Com informações do Rondoniagora.com

A presidente do Sindicato dos Agentes Penitenciários e Socioeducadores de Rondônia (Singeperon), Daihane Gomes, afirmou na tarde desta quinta-feira (17) que está mantida a greve da categoria, a partir desta sexta-feira (18), mesmo após decisão do desembargador Roosevelt Queiroz Costa, do Tribunal de Justiça de Rondônia, que determinou a paralisação do movimento sob pena de multa diária de R$ 50 mil. Daihane Gomes alegou que não foi informada oficialmente da decisão e por isso está mantida a greve por tempo indeterminado.

De acordo com a presidente, mesmo que fosse intimada, não poderia fazer muita coisa, pois a greve foi deliberada em assembleia.
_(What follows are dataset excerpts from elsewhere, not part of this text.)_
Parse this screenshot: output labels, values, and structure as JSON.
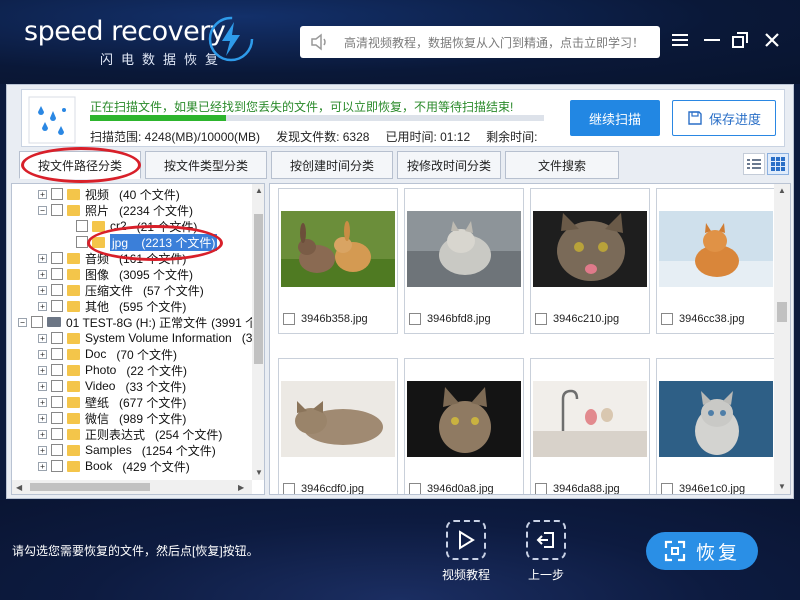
{
  "app": {
    "logo_text": "speed recovery",
    "logo_subtitle": "闪电数据恢复",
    "search_placeholder": "高清视频教程，数据恢复从入门到精通，点击立即学习！"
  },
  "status": {
    "message": "正在扫描文件，如果已经找到您丢失的文件，可以立即恢复，不用等待扫描结束!",
    "progress": 0.3,
    "scan_range": "扫描范围: 4248(MB)/10000(MB)",
    "found_files": "发现文件数: 6328",
    "elapsed": "已用时间: 01:12",
    "remaining": "剩余时间:",
    "continue_label": "继续扫描",
    "save_label": "保存进度"
  },
  "tabs": [
    {
      "label": "按文件路径分类"
    },
    {
      "label": "按文件类型分类"
    },
    {
      "label": "按创建时间分类"
    },
    {
      "label": "按修改时间分类"
    },
    {
      "label": "文件搜索"
    }
  ],
  "tree": [
    {
      "name": "视频",
      "count": "(40 个文件)"
    },
    {
      "name": "照片",
      "count": "(2234 个文件)"
    },
    {
      "name": "cr2",
      "count": "(21 个文件)"
    },
    {
      "name": "jpg",
      "count": "(2213 个文件)"
    },
    {
      "name": "音频",
      "count": "(161 个文件)"
    },
    {
      "name": "图像",
      "count": "(3095 个文件)"
    },
    {
      "name": "压缩文件",
      "count": "(57 个文件)"
    },
    {
      "name": "其他",
      "count": "(595 个文件)"
    },
    {
      "name": "01 TEST-8G (H:) 正常文件",
      "count": "(3991 个"
    },
    {
      "name": "System Volume Information",
      "count": "(3"
    },
    {
      "name": "Doc",
      "count": "(70 个文件)"
    },
    {
      "name": "Photo",
      "count": "(22 个文件)"
    },
    {
      "name": "Video",
      "count": "(33 个文件)"
    },
    {
      "name": "壁纸",
      "count": "(677 个文件)"
    },
    {
      "name": "微信",
      "count": "(989 个文件)"
    },
    {
      "name": "正则表达式",
      "count": "(254 个文件)"
    },
    {
      "name": "Samples",
      "count": "(1254 个文件)"
    },
    {
      "name": "Book",
      "count": "(429 个文件)"
    }
  ],
  "files": [
    {
      "name": "3946b358.jpg"
    },
    {
      "name": "3946bfd8.jpg"
    },
    {
      "name": "3946c210.jpg"
    },
    {
      "name": "3946cc38.jpg"
    },
    {
      "name": "3946cdf0.jpg"
    },
    {
      "name": "3946d0a8.jpg"
    },
    {
      "name": "3946da88.jpg"
    },
    {
      "name": "3946e1c0.jpg"
    }
  ],
  "footer": {
    "hint": "请勾选您需要恢复的文件，然后点[恢复]按钮。",
    "video_tutorial": "视频教程",
    "prev_step": "上一步",
    "recover": "恢复"
  },
  "colors": {
    "accent": "#2287e3",
    "annotation": "#d8202a",
    "progress": "#2db52d"
  }
}
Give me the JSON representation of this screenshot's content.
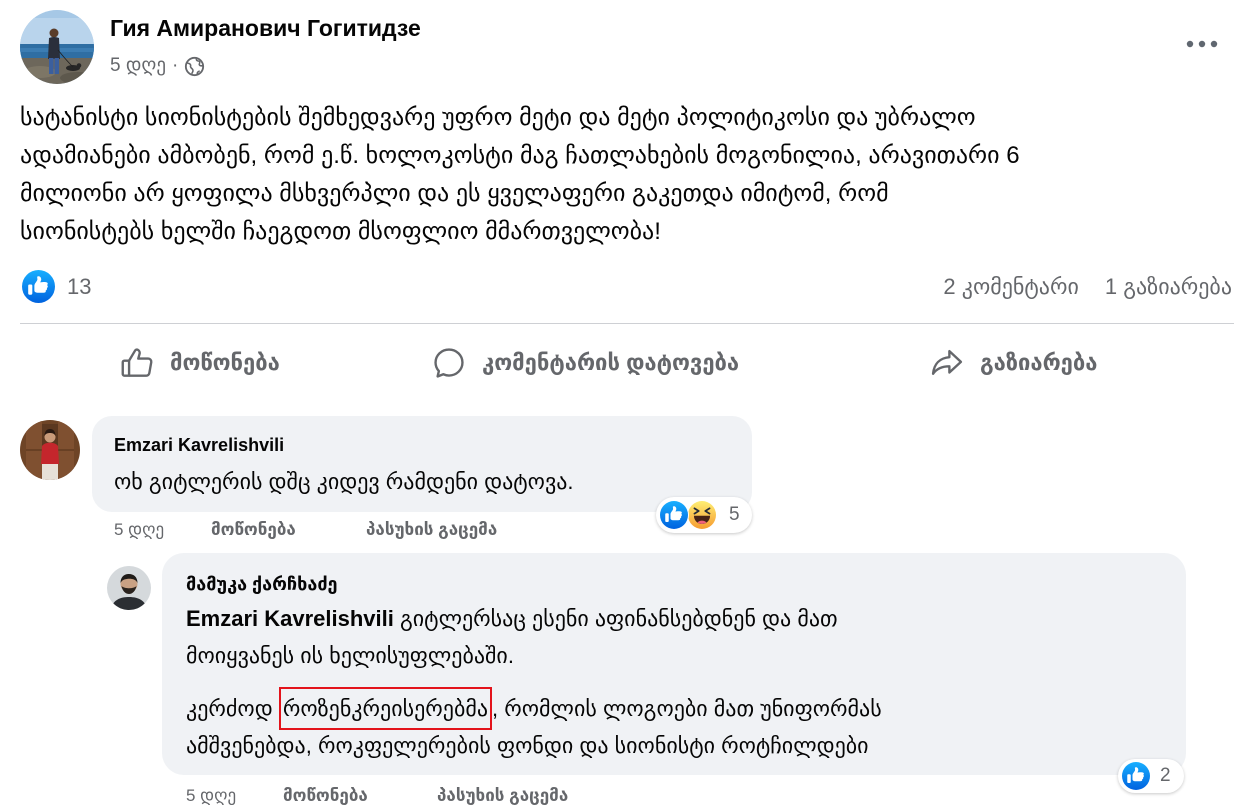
{
  "post": {
    "author": "Гия Амиранович Гогитидзе",
    "time": "5 დღე",
    "separator": "·",
    "privacy_icon": "globe-icon",
    "more_icon": "more-horizontal-icon",
    "text_lines": [
      "სატანისტი სიონისტების შემხედვარე უფრო მეტი და მეტი პოლიტიკოსი და უბრალო",
      "ადამიანები ამბობენ, რომ ე.წ. ხოლოკოსტი მაგ ჩათლახების მოგონილია, არავითარი 6",
      "მილიონი არ ყოფილა მსხვერპლი და ეს ყველაფერი გაკეთდა იმიტომ, რომ",
      "სიონისტებს ხელში ჩაეგდოთ მსოფლიო მმართველობა!"
    ],
    "reactions": {
      "icons": [
        "like-reaction-icon"
      ],
      "count": "13"
    },
    "comments_count": "2 კომენტარი",
    "shares_count": "1 გაზიარება"
  },
  "actions": [
    {
      "icon": "thumbs-up-icon",
      "label": "მოწონება"
    },
    {
      "icon": "comment-icon",
      "label": "კომენტარის დატოვება"
    },
    {
      "icon": "share-icon",
      "label": "გაზიარება"
    }
  ],
  "comments": [
    {
      "author": "Emzari Kavrelishvili",
      "text": "ოხ გიტლერის დშც კიდევ რამდენი დატოვა.",
      "reactions": {
        "icons": [
          "like-reaction-icon",
          "haha-reaction-icon"
        ],
        "count": "5"
      },
      "time": "5 დღე",
      "like_label": "მოწონება",
      "reply_label": "პასუხის გაცემა"
    },
    {
      "author": "მამუკა ქარჩხაძე",
      "paragraph1": {
        "mention": "Emzari Kavrelishvili",
        "line1_rest": "გიტლერსაც ესენი აფინანსებდნენ და მათ",
        "line2": "მოიყვანეს ის ხელისუფლებაში."
      },
      "paragraph2": {
        "line1_before": "კერძოდ",
        "line1_highlight": "როზენკრეისერებმა",
        "line1_after": ", რომლის ლოგოები მათ უნიფორმას",
        "line2": "ამშვენებდა, როკფელერების ფონდი და სიონისტი როტჩილდები"
      },
      "reactions": {
        "icons": [
          "like-reaction-icon"
        ],
        "count": "2"
      },
      "time": "5 დღე",
      "like_label": "მოწონება",
      "reply_label": "პასუხის გაცემა"
    }
  ],
  "colors": {
    "primary_text": "#050505",
    "secondary_text": "#65676b",
    "comment_bubble": "#f0f2f5",
    "divider": "#ced0d4",
    "like_blue": "#1877f2",
    "highlight_box": "#e3131b"
  }
}
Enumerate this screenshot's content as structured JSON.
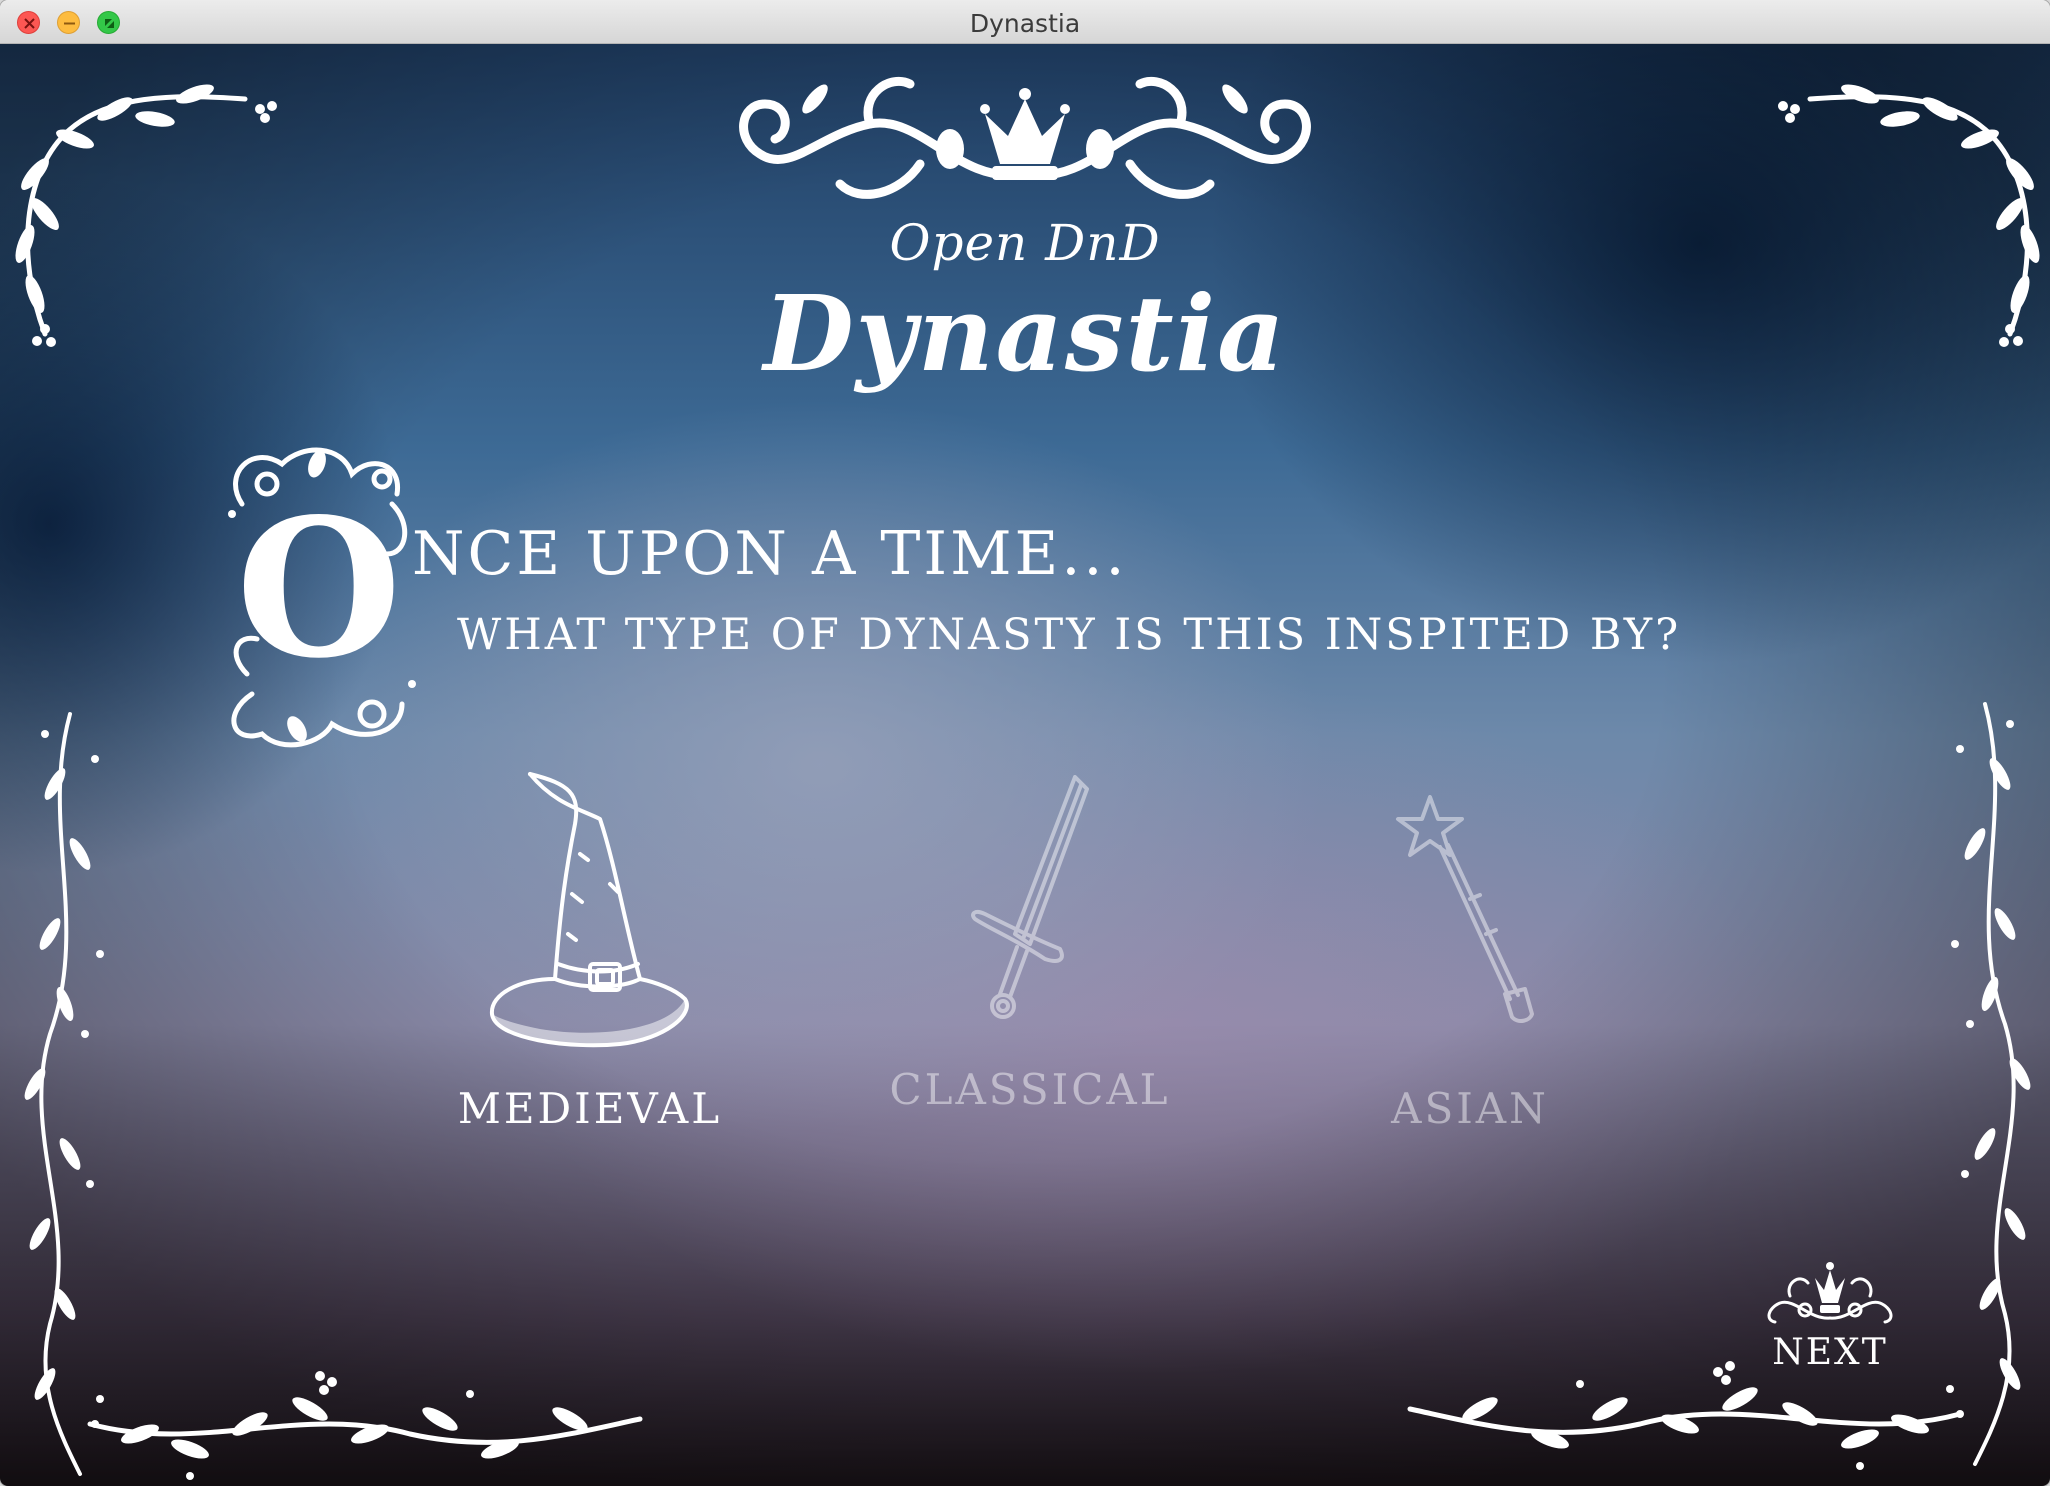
{
  "window": {
    "title": "Dynastia"
  },
  "header": {
    "subtitle": "Open DnD",
    "title": "Dynastia"
  },
  "prompt": {
    "dropcap": "O",
    "line1": "NCE UPON A TIME...",
    "line2": "WHAT TYPE OF DYNASTY IS THIS INSPITED BY?"
  },
  "options": [
    {
      "label": "MEDIEVAL",
      "icon": "wizard-hat-icon",
      "selected": true
    },
    {
      "label": "CLASSICAL",
      "icon": "sword-icon",
      "selected": false
    },
    {
      "label": "ASIAN",
      "icon": "star-wand-icon",
      "selected": false
    }
  ],
  "next": {
    "label": "NEXT",
    "icon": "crown-ornament-icon"
  },
  "colors": {
    "text": "#ffffff",
    "close": "#fc5753",
    "minimize": "#fdbc40",
    "maximize": "#33c748"
  }
}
A presidente disse ainda que vai manter a greve por estarem dentro da legalidade e garantiu que todos os órgãos foram informados no prazo de 72 horas como manda a Lei. “Nós da presidência não fomos informados até o momento, tudo foi feito dentro da legalidade e a gente não pode fazer nada porque a decisão da greve foi decidia pela classe de trabalhadores”, disse Daihane.

Segundo a presidente não foram cumpridos acordos judiciais e promessas por parte do Governo.

Ao mandar suspender a greve, o desembargador Roosevelt afirmou que a decisão do acordo do ano passado, ainda não transitou em julgado e que houve mudança na estrutura do comando do Governo.

O magistrado também registrou que em outras decisões do Tribunal de Justiça, greves de agentes penitenciários já foram consideradas ilegais.

O desembargador considerou ainda na decisão que suspendeu a greve as reiteradas decisões do Supremo Tribunal Federal contrárias a paralisações de servidores da área de segurança pública. “A categoria representada pelo Singeperon exerce atividades correlatas, responsáveis pela ordem pública dentro dos presídios e pela incolumidade das pessoas que estão sob a custódia do Estado.”